Oscar Niemeyer International Cultural Centre

The magnificent Centro Niemeyer deserves a section all of its own. This innovative architectural complex came from the mind of the brilliant Brazilian architect who the centre is named after, following his success at the then Prince of Asturias Awards in 1989.

Oscar Niemeyer gifted the project to the Principality of Asturias as a way of showing his gratitude for the relationship that was established between himself and the autonomous community on account of winning such a prestigious prize.

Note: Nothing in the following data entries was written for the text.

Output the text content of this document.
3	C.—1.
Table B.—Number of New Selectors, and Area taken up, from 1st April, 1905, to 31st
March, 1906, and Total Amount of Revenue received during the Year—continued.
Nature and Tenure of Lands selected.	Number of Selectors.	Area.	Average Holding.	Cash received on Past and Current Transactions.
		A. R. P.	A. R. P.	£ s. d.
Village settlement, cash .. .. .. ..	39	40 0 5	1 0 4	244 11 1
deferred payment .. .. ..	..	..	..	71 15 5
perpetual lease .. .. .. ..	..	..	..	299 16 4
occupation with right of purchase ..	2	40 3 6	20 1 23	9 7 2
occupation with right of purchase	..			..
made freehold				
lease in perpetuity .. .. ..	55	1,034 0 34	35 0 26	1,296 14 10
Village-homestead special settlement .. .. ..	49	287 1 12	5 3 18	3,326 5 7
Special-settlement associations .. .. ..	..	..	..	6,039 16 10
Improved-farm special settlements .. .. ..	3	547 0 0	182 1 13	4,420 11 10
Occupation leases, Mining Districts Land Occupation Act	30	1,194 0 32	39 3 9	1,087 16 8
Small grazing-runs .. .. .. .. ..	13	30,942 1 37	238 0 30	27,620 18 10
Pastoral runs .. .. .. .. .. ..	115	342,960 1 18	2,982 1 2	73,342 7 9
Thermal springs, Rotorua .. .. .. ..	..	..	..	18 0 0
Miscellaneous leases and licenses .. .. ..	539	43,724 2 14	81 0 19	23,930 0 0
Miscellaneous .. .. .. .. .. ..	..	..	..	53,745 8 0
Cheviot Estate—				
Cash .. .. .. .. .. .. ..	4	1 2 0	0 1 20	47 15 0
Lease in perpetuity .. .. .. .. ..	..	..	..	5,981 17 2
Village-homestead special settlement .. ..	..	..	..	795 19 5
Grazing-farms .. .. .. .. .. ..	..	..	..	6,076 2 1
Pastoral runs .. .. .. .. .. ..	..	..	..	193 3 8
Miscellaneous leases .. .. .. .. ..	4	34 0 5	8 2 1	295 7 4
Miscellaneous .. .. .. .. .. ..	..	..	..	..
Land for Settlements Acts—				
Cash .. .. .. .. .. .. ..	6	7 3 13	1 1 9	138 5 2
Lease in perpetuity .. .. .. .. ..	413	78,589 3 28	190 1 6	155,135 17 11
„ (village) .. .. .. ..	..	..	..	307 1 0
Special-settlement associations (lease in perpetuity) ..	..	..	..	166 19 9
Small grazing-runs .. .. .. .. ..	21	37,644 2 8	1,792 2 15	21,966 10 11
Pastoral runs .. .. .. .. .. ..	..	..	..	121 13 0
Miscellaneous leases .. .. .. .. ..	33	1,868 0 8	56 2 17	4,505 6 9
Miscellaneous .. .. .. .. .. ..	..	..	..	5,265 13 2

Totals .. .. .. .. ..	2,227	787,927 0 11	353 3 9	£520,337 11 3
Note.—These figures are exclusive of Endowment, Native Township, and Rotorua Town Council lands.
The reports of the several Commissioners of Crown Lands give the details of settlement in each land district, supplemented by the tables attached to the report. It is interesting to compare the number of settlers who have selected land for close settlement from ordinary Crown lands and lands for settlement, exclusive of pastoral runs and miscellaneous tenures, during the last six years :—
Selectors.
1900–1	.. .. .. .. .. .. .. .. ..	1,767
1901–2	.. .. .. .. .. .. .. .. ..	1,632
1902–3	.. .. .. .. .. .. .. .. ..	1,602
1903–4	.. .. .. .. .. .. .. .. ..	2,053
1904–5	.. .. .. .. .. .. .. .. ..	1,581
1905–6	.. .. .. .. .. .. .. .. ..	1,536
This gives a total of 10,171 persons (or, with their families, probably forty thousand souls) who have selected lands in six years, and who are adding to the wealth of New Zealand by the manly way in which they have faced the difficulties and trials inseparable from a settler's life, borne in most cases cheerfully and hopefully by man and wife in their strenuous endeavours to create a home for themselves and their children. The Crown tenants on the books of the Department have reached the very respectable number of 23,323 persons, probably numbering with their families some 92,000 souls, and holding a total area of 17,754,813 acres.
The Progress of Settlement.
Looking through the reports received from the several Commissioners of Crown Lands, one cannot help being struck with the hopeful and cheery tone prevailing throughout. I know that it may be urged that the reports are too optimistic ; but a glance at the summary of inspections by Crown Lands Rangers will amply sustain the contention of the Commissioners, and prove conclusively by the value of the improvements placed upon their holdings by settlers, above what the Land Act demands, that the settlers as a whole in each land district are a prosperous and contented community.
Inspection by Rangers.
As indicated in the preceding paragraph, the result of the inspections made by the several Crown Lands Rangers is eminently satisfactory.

The whiteness of this collection of geometric buildings stands out against Avilés’ old town and the typical industrial architecture of the 19th and 20th centuries that dominates much of the estuary.

centro niemeyer asturias

The whole complex comprises the following elements:

  • Plaza: A public space designed to sit seamlessly within the town. It provides the setting for concerts and other big cultural events.
  • Multiuse building: Houses the Film Centre, meeting rooms, offices, shops, an education centre and a gastro-pub, among its other functions.
  • Dome: A huge exhibition hall welcoming all art forms and sectors.
  • Auditorium: The stage can be rotated to face the interior seating area or the outdoor plaza to accommodate large audiences.
  • Tower: An 18-metre-tall viewpoint looking over the estuary. It also has a restaurant.

Where to eat in Avilés

Avilés sits practically at the mid-way point along the Asturian coast and is one of the region’s main ports. It’s therefore no surprise that fish and seafood feature heavily in Asturian cuisine. The riches of the sea are served up in some of the best dishes you’ll find in restaurants in Avilés. Here’s our pick of the town’s top eateries:

  • Casa Tataguyo (Plaza Carbayedo, 4): A classic of Avilés since 1845, both in terms of its decor and its approach to food. The fish is good here but so are the stews of tripe and longaniza (homemade sausage), not to mention the traditional pote asturiano.
  • Ronda 14 (Alfonso VII, 20): One of the most extraordinary restaurants in town. Make sure you don’t miss out on Liman chef Mario Céspedes’ fusion of Peruvian and Asturian cuisine.
  • Sidrería Yumay (Rafael Suárez, 7): Avilés more than holds its own in the world of Asturian cider. This is a revered cider house where, in addition to the local tipple, you can be sure to enjoy some of the best local cuisine including rice dishes and seafood.
  • Real Balneario (Avenida Juan Sitges, 3, Salinas): This haute cuisine establishment sits on the outskirts of Avilés. Head chef Isaac Loya del Río is part of a family that swears by quality raw ingredients and authentic cooking methods.
  • Yume (Estación, 27): This place has breathed new life and ideas into the local restaurant scene with its ever-changing menu packed with Asian influences. It’s been a welcome addition to Avilés.

Information of interest

How to get there

  • By car: Avilés is 35 km from Oviedo. The journey time is around 30 minutes on the A-66 and A-8 motorways.
  • By bus: The Oviedo-Avilés line has a journey time of around 30 minutes between respective bus stations.
  • By train: You can also get to Avilés from Gijón by train (operated by Feve). The journey takes around 40 minutes and there are several departures daily.